In both cases, the purchase prices supported reductions in the contested values.  In both cases, the lots’ 2010 values were more than 5% above their 2009 values.  But the Board concluded in both cases that the property owners – not the assessor – had the burden of proof on appeal.  I will cite to the paragraphs in Markiewicz, but both decisions apply the same reasoning, focusing on the requirement in the burden-shifting statute that the “same property” be at issue. 

The Indiana Board characterized the “developer’s discount” as a “fiction” that allows developers to maintain the lower, agricultural land base rate for farmland that the developer acquires, subdivides into lots and then resells for residential purposes.  (Pages 7-8, ¶ 16) (citing Ind. Code § 6-1.1-4-12).  The statute prohibits the reassessment of the developer’s “land in inventory” until the next assessment date following the earliest of:  (1) the date on which title to the land is transferred by a developer or successor developer to a non-developer; (2) the date on which construction of a structure begins on the land; or (3) the date on which a building permit is issued for construction of a building or structure on the land.  Ind. Code § 6-1.1-4-12(h). 
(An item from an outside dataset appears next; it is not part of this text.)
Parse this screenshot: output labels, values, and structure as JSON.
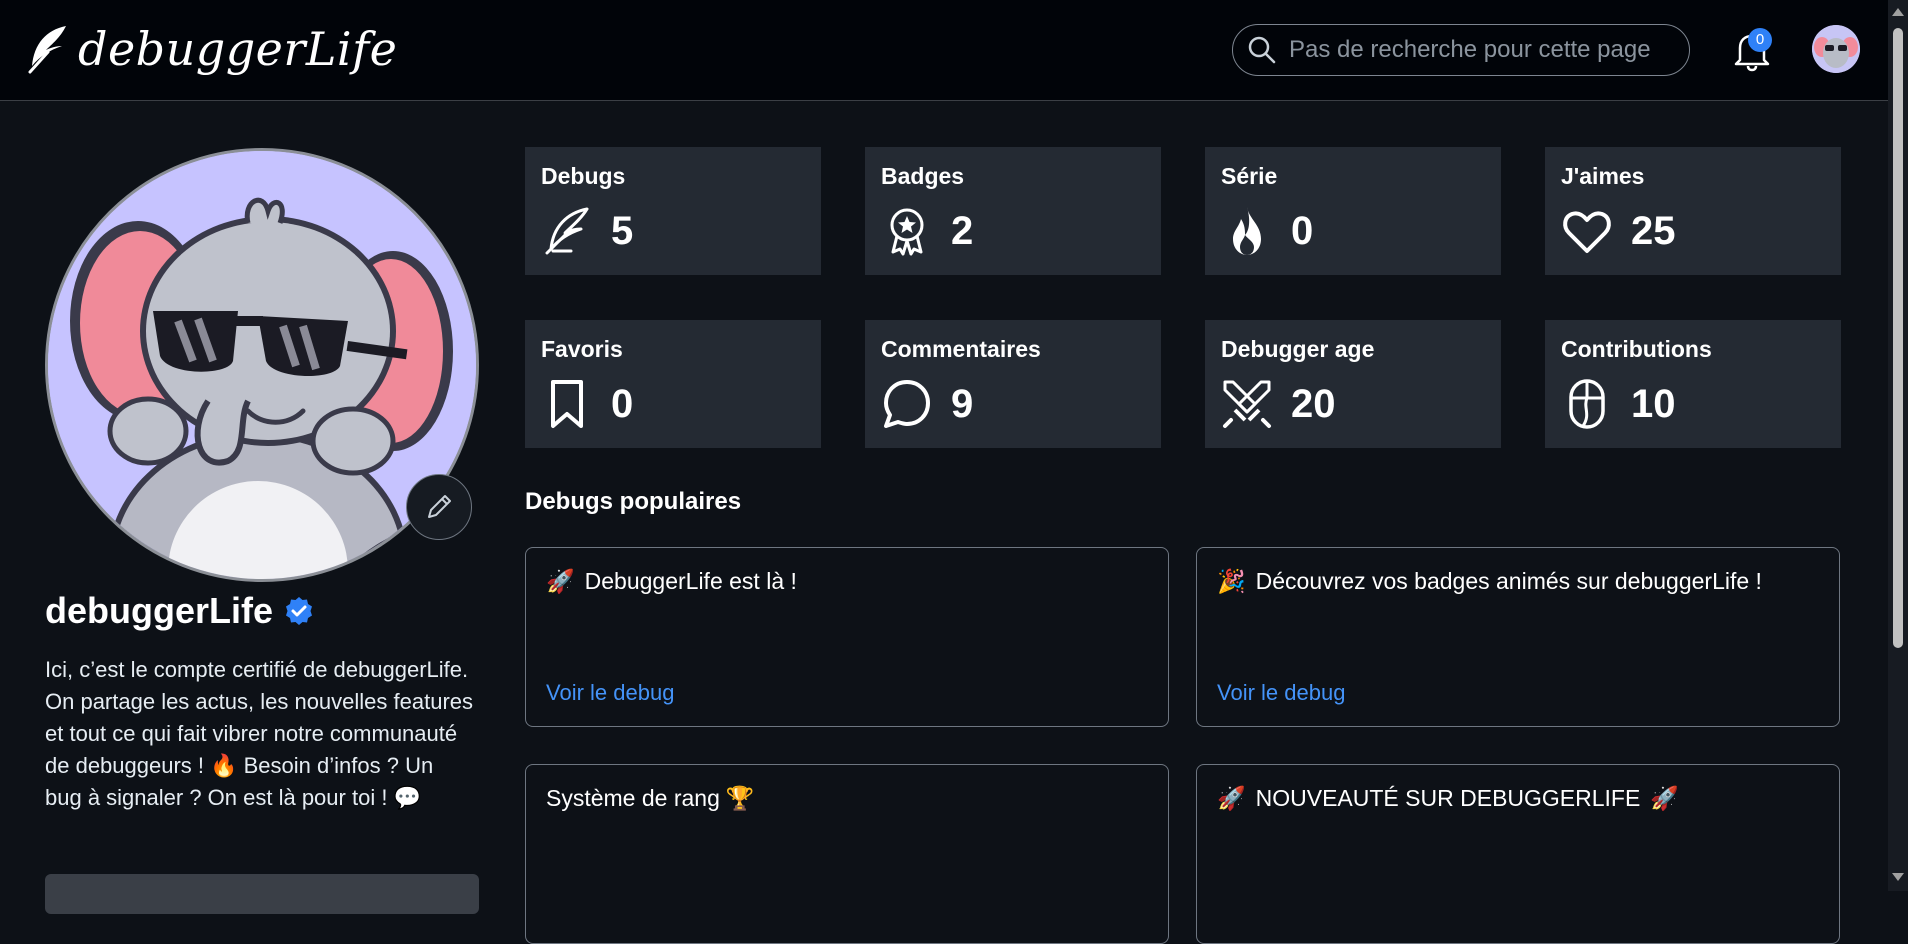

The Indiana Board reasoned that the lots in 2009 were not the “same property” as the lots in 2010.  (Pages 8, ¶ 18.)  As of the March 1, 2009 assessment date, the lots were owned by the developer and infrastructure for the residential neighborhood was being constructed.  But they were assessed as agricultural land under the “developer’s discount.”  After the lots were sold at auction, they were “no longer entitled to the protections of the developer’s discount.” Id.  The assessor was required to assess the lots for their new use as residential property. Id.  According to the Board:

Thus, the assessor was assessing agricultural property in 2009 and residential property in 2010. Because the assessor was not assessing the “same property” in 2010 as she assessed in 2009, the Board finds that the Petitioner has the burden to prove its properties’ assessed values were incorrect in this case.
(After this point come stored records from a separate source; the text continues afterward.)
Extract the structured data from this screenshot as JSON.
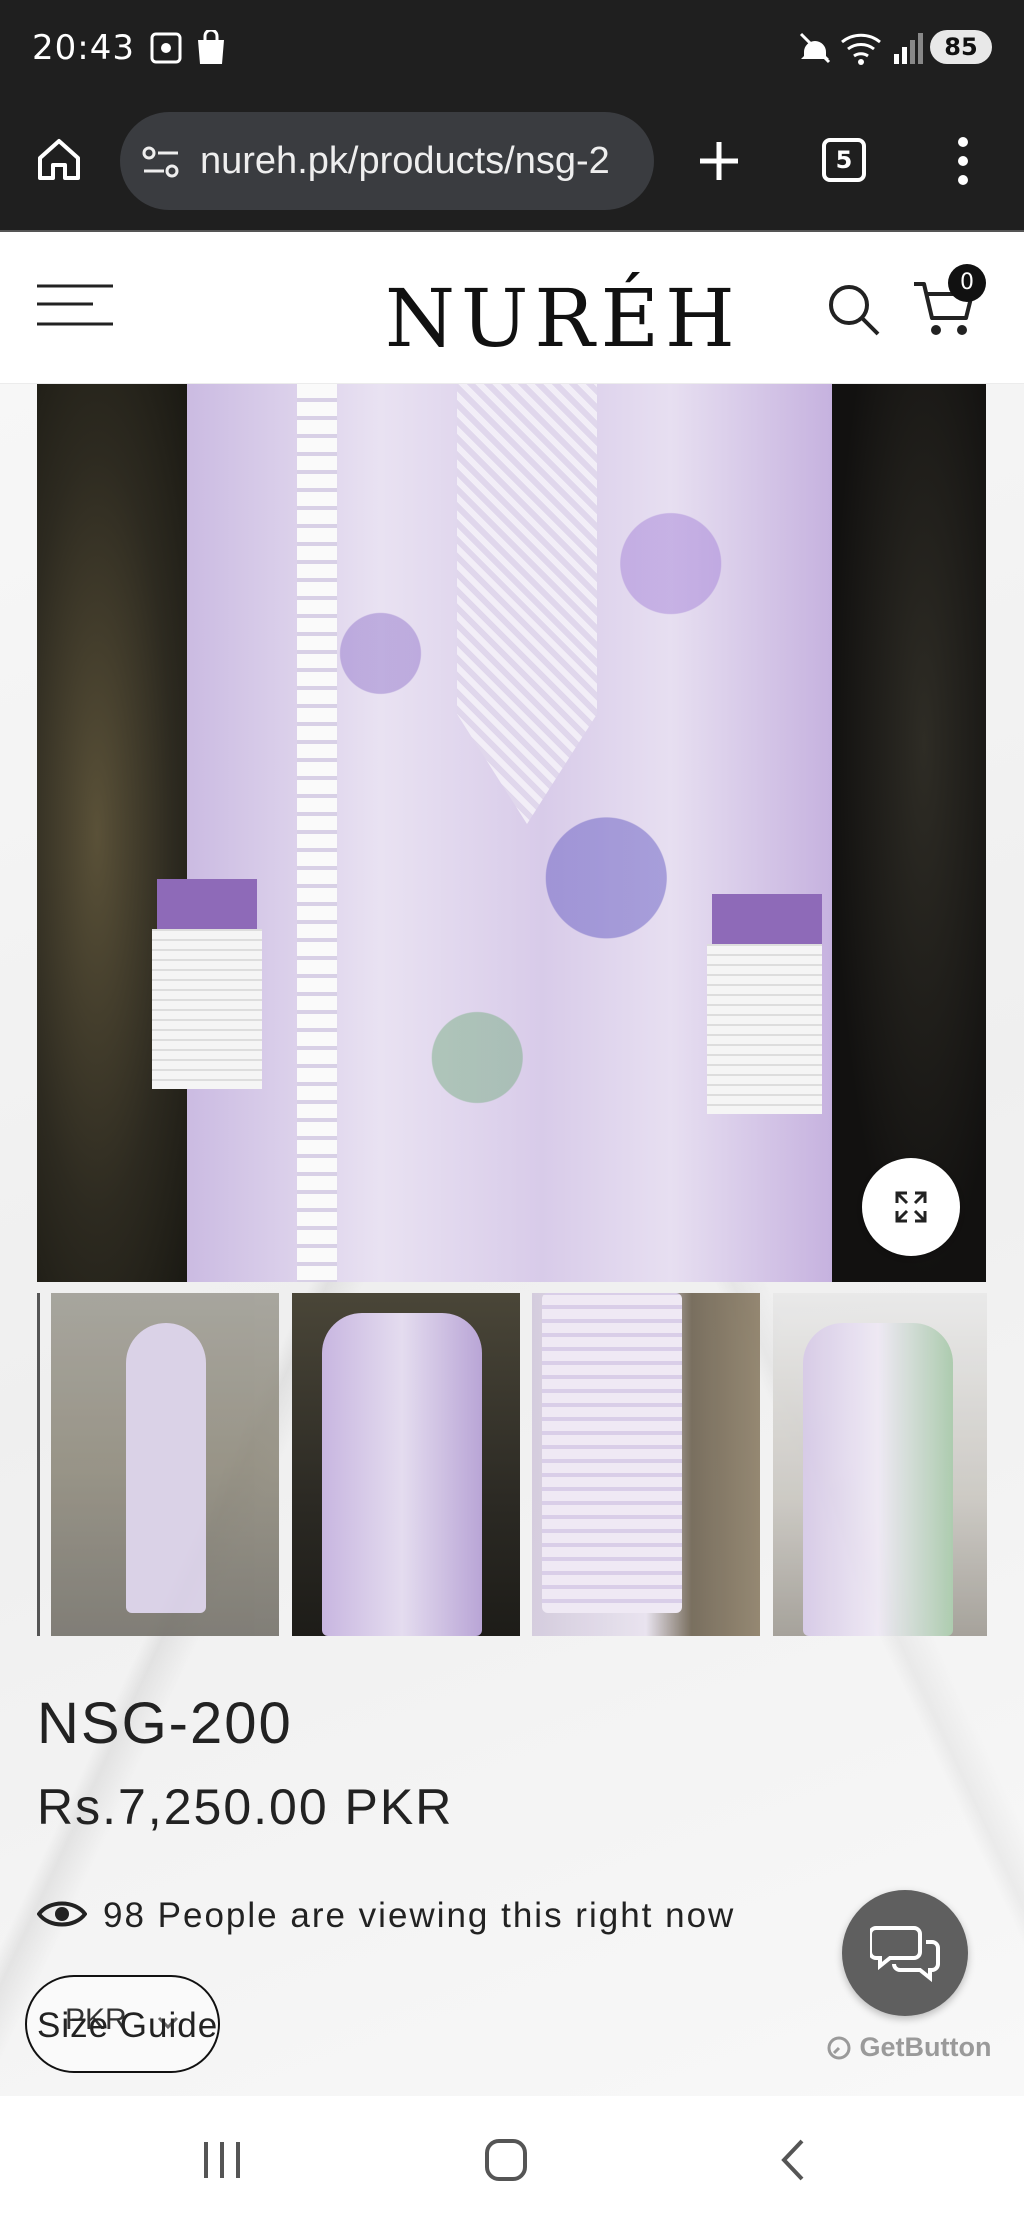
{
  "status_bar": {
    "time": "20:43",
    "battery": "85"
  },
  "browser": {
    "url": "nureh.pk/products/nsg-2",
    "tab_count": "5"
  },
  "site": {
    "logo": "NURÉH",
    "cart_count": "0"
  },
  "product": {
    "name": "NSG-200",
    "price": "Rs.7,250.00 PKR",
    "viewers": "98 People are viewing this right now",
    "size_guide": "Size Guide",
    "currency": "PKR"
  },
  "widget": {
    "brand": "GetButton"
  }
}
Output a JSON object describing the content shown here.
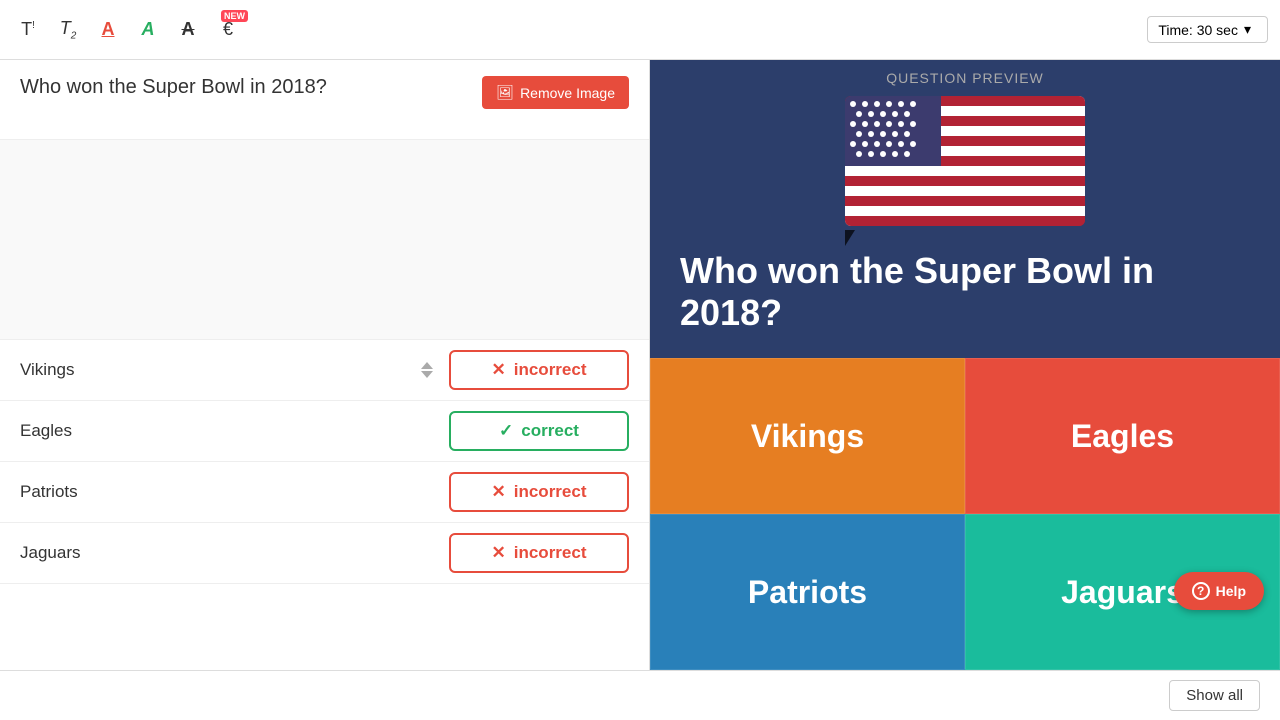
{
  "toolbar": {
    "icons": [
      {
        "name": "text-bold-icon",
        "symbol": "T",
        "superscript": "!"
      },
      {
        "name": "text-alt-icon",
        "symbol": "T₂"
      },
      {
        "name": "font-color-icon",
        "symbol": "A"
      },
      {
        "name": "font-highlight-icon",
        "symbol": "A"
      },
      {
        "name": "font-strikethrough-icon",
        "symbol": "A"
      },
      {
        "name": "currency-icon",
        "symbol": "€",
        "badge": "NEW"
      }
    ],
    "time_label": "Time: 30 sec",
    "chevron_symbol": "▾"
  },
  "editor": {
    "question": "Who won the Super Bowl in 2018?",
    "remove_image_label": "Remove Image",
    "answers": [
      {
        "id": 1,
        "label": "Vikings",
        "status": "incorrect",
        "status_type": "incorrect"
      },
      {
        "id": 2,
        "label": "Eagles",
        "status": "correct",
        "status_type": "correct"
      },
      {
        "id": 3,
        "label": "Patriots",
        "status": "incorrect",
        "status_type": "incorrect"
      },
      {
        "id": 4,
        "label": "Jaguars",
        "status": "incorrect",
        "status_type": "incorrect"
      }
    ]
  },
  "preview": {
    "header": "QUESTION PREVIEW",
    "question": "Who won the Super Bowl in 2018?",
    "answers": [
      {
        "label": "Vikings",
        "color_class": "orange"
      },
      {
        "label": "Eagles",
        "color_class": "red"
      },
      {
        "label": "Patriots",
        "color_class": "blue"
      },
      {
        "label": "Jaguars",
        "color_class": "teal"
      }
    ]
  },
  "bottom_bar": {
    "show_all_label": "Show all"
  },
  "help": {
    "label": "Help"
  },
  "icons": {
    "incorrect_symbol": "✕",
    "correct_symbol": "✓",
    "image_symbol": "🖼",
    "question_circle": "?"
  }
}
(Page 8, ¶ 18.)  As noted above, the Board opines that the “developer’s discount” creates an assessment that is “fiction,” i.e. “land in inventory” that is not farmed is nevertheless valued (much lower) as agricultural land.  In other words, the vacant land is valued as something (agricultural land) it is not.  But between the 2009 and 2010 assessment dates, the record does not show that the lots at issue changed either physically or in their use.  Both in 2009 and 2010, the vacant lots were held for future residential use.  The lots appear to be the “same property.”  Regardless of the “facts,” however, the Board concludes that the “fiction” controls.  In the eyes of the Indiana General Assembly, for purposes of assessment and the burden-shifting provisions, the same vacant lots had different uses – agricultural in 2009 and residential in 2010.   Because the legally determined uses were different, the vacant lots in 2009 were not the “same property” under appeal for 2010.

The final determinations issued in Markiewicz and Norris seemingly address a question that the Indiana Board in the prior month had left for another day.  On April 12, 2012, the Board concluded in Wineinger v. Dubois County Assessor, Pet. No. 19-006-09-1-5-00019 [Small Claims Docket] that because the assessor had produced no proof that the subject property’s use had changed between assessment dates, “The Board therefore need not decide if an intervening change in a property‘s use affects whether Ind. Code § 6-1.1-15-17.2‘s burden-shifting provision is triggered in the first place.” See http://1.usa.gov/LtHgy0. (Page 6, ¶ 19(c) n.3.)  Based on the rulings in Markiewicz and Norris, the answer appears to be “yes”:  an intervening change in the property’s use means that the property under appeal is not the “same property” from the prior assessment date, so the taxpayer has the burden of proof.